AUDIO. https://youtu.be/5zEzYP0uitM

 

lunes, 20 de abril de 2026

20. BATALLAS PARA PELEAR. IV. EN LUGARES CELESTIALES (EGW)

 

Pelea la buena batalla de la fe, echa mano de la vida eterna, a la cual asimismo fuiste 

llamado, habiendo hecho la buena profesión delante de muchos testigos. (1 Tim. 6:12).

Hay continuas batallas que pelear y no estamos a salvo ni un momento a menos que nos coloquemos bajo el cuidado de Aquel que dio su propia vida preciosa para hacer posible que cada uno que crea en él como el Hijo de Dios, cuando se vea frente a la presión de la variada ciencia de Satanás, pueda escapar de la corrupción que hay en el mundo a causa de la concupiscencia.

Es plenamente capaz en respuesta a nuestra fe, de unir nuestra naturaleza humana con la suya divina. Al confiar en la naturaleza divina y al participar de ella y al fortalecer nuestros esfuerzos, estamos proclamando que la misión de Cristo sobre la tierra es paz en la tierra y buena voluntad para con los hombres.

 Debemos hablar de los peligros de la guerra contra enemigos invisibles y llevar puesta nuestra armadura, porque no estamos guerreando contra carne ni sangre, sino contra principados y potestades y huestes espirituales de maldad en las regiones celestes... Por lo tanto necesitamos mantenernos bajo la constante custodia de los santos ángeles.

El seguir a Cristo no significa estar libre de conflictos. No es un juego de niños. No es ociosidad espiritual. Todo el gozo del servicio de Cristo significa la sagrada obligación de enfrentar a menudo duros conflictos.

Seguir a Cristo significa duras batallas, labor activa, guerra contra el mundo, la carne y el maligno.
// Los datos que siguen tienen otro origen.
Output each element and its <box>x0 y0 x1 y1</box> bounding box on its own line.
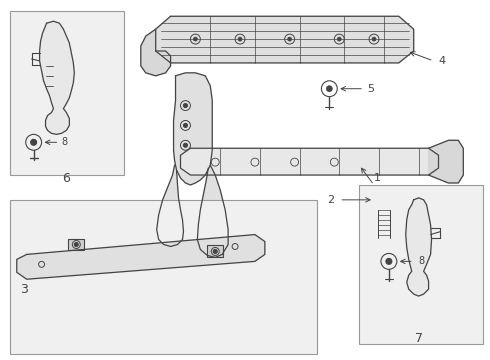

Las victorias ganadas por Cristo en guerra dura y cruenta serán nuestro gozo... Estamos alistados para luchar "no por la comida que perece, sino por la comida que a vida eterna permanece" (Juan 6:27).

Debemos procurar nuestra salvación con temor y temblor... Se requiere una vigilancia continua para ser fieles hasta la muerte, para pelear la buena batalla de la fe hasta que termine la guerra y como vencedores recibamos la corona de la vida (Manuscrito 156,1907). ELC 118

AUDIO. https://youtu.be/Vlz2gAiMzDw


domingo, 19 de abril de 2026

19. RECIBAMOS LA PALABRA DE DIOS CON CONFIANZA. IV. EN LUGARES CELESTIALES (EGW)

 

Yo, yo soy el que borro tus rebeliones por amor de mí mismo, y no me acordaré de tus pecados. 

Hazme recordar, entremos en juicio juntamente; habla tú para justificarte. (Isa. 43:25, 26).

Satanás vendrá a ti diciéndote: Tú eres un pecador. Pero, no dejes que él llene tu mente con el pensamiento de que, porque eres pecador, Dios te ha rechazado. Dile: Sí, yo soy un pecador, por eso necesito un Salvador. Necesito perdón, y Cristo dice que si voy a él no pereceré.

En su carta leo: "Si confesamos nuestros pecados, él es fiel y justo para perdonar nuestros pecados, y limpiarnos de toda maldad" (1 Juan 1:9). Creeré en la palabra que me ha dejado. Obedeceré sus mandamientos. 

Cuando Satanás te diga que estás perdido, contéstale: Sí, pero Jesús vino a buscar y a salvar 

lo que se había perdido. Cuanto más grande mi pecado, tanto más necesito un Salvador.

En el momento en que te aferras de las promesas de Dios por la fe y dices: "Yo soy la oveja perdida que Jesús vino a salvar", una nueva vida tomará posesión de ti y recibirás fuerza para resistir al tentador. 

Pero la fe que se aferra a las promesas no viene mediante el sentimiento. "La fe es por el oír, y el oír, por la Palabra de Dios" (Rom, 10:17). No debes esperar que se realice algún gran cambio, no debes esperar sentir alguna emoción maravillosa. El Espíritu de Dios debe hacer una impresión en tu mente...

Toma confiadamente la Palabra de Dios diciendo: El me ama. Dio su vida por mí, y me salvará... No te mires a ti mismo sino a Jesús. Abrázalo como a tu Salvador. Deja de quejarte de tu desvalida condición. 

Al mirar a Jesús, el autor y consumador de tu fe, serás inspirado con esperanza y verás la salvación de Dios. Cuando te sientas tentado a murmurar, obliga a tus labios a pronunciar las alabanzas de Dios. 

"Regocijaos en el Señor siempre". ¿Acaso no es digno de alabanza? Enseña, pues, 

a tus labios a hablar de su gloria y a engrandecer su nombre (Carta 98b, 1896).